Written by 7:01 pm News

New Contract Provides New Opportunities for Camel Van

As a school located just outside Boston, Providence and New York City, as well as numerous other smaller, yet just as exciting cities, Connecticut College does all that it can for its students to ensure that we can experience everything that New England has to offer. This is why the College offers the Camel Van, a free shuttle service that makes stops at locations such as Crystal Mall, Target, Wal-Mart and the Waterford Regal Cinemas. However, at the end of this school year the current contract Connecticut College has with Legends and Alumni Limousine, the company operating the service, will expire. In response, the College recently began the process of looking for a new company to continue running the shuttle into 2014-2015.

The future of the Camel Van’s contract is an issue being handled by the Student Life Advisory Committee, a group of student leaders and staff co-chaired by Scott McEver, Director of Student Engagement and Leadership Education, and Ted-Steinberg ’16, vice-president of the student body. McEver explained that, though the College had a good experience working with Legends, “there’s nothing that binds us to Legends.” The committee is interested in gauging the students’ input on the Van.

Not only does Legends run the Camel Van, but they’re also the company used for discounted student rides to local airports and train stations before Thanksgiving, winter, spring and summer breaks. McEver explained that these discounted prices will most likely be factored into the new contract, as these rides are popular amongst students who need to do more traveling in order to get home for breaks.

Steinberg, too, has a lot of stock in student input on the issue at hand, although for a different vein of reasoning. A self-proclaimed government nerd, Steinberg has identified in the Camel Van a spotlight opportunity for the SGA to show it’s worth and fluid ability to translate the wants of the student body into realities. “The students here have serious ownership in the process of improving student life. This is one of those moments which is really exciting for SGA,” said Steinberg. “We can make the Camel Van anything we need it to be.”

The possibility of reviewing the Camel Van arose in response to the ever-present campus murmurs of discontent with the service. It has become notorious for it’s unreliability, at times comically so. “We’ve all experienced problems with the Camel Van before,” said Kristina Harrold ’16. “Everybody groans about it.” When students are finding the Camel Van unreliable, it is helpful to communicate with the SGA or SELE, instead of waiting for problems to slowly come in. “We don’t know about [issues] when they happen,” said McEver.

The history of the Camel Van begins the early ‘90s, as a service based upon paid-student drivers using college owned cars. Eventually, the drivers transformed into part-time workers rather than students, though the cars were still college-owned. McEver explained that these different formats of the Camel Van “didn’t always serve us the best.” This year marks the third year that the Camel Van program has been outsourced.

The contract with Legends will expire at the end of the school year, and already requests for proposals for quotes have been sent out to a number of different local and regional companies, so the committee will have a pool of options from which to take the best bid.

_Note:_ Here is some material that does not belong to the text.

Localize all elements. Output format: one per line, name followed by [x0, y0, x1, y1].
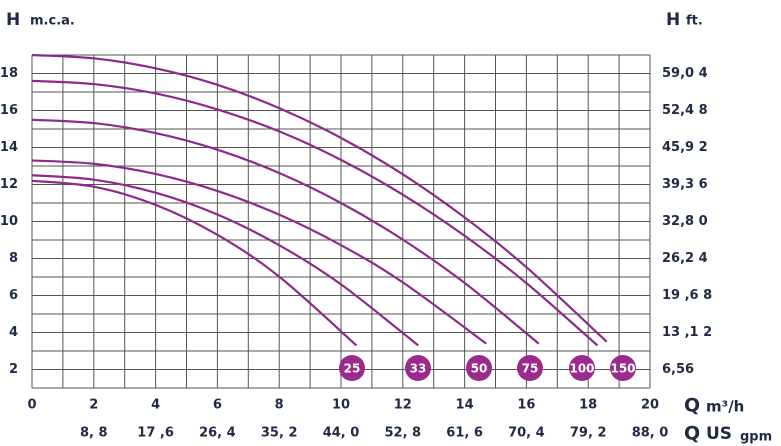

McEver and Steinberg both hope the future service will include some form of GPS students can use to locate the Camel Van as they wait to be picked up. “We have a lot of suggestions to work with right now, and have been receiving extremely helpful support from outside faculty, like Victor Arcelus and CC Curtis,” said Steinberg.

Steinberg outlined what an ideal model for the future Camel Van service might look like: “It should be more reliable, the GPS tracking will help with that, and circuit more often. It should have an extra stop in South and a great route built around the desires of the student body. We need to table and poll the student input, so the Camel Van satisfies the wide range of requested locations.”

McEver said that, besides being budget-friendly, the new contract will hopefully include one, if not two, of the vans being wheelchair accessible, ensure the reliability of the employees and an outline for the proposed GPS system.

SGA is earnestly looking for solutions to re-integrate the shuttle service into the community, understanding that part of the problem is that the outsourced service feels like an experience disconnected from the college. “The Van doesn’t even have our logo on it,” explained Steinberg, “People don’t feel familiar with it.” Finding the schedule for the service has never been too clear either. “The fact that nobody knows when it runs is a problem. The van should be a bigger aspect of our student life.”

Steinberg is optimistic of the Camel Van’s future, and reflected the potential the Camel Van has to be really valuable to the college community. A more travelled and comfortable shuttle service will improve quality of campus life as well as open up the college’s relationship to New London.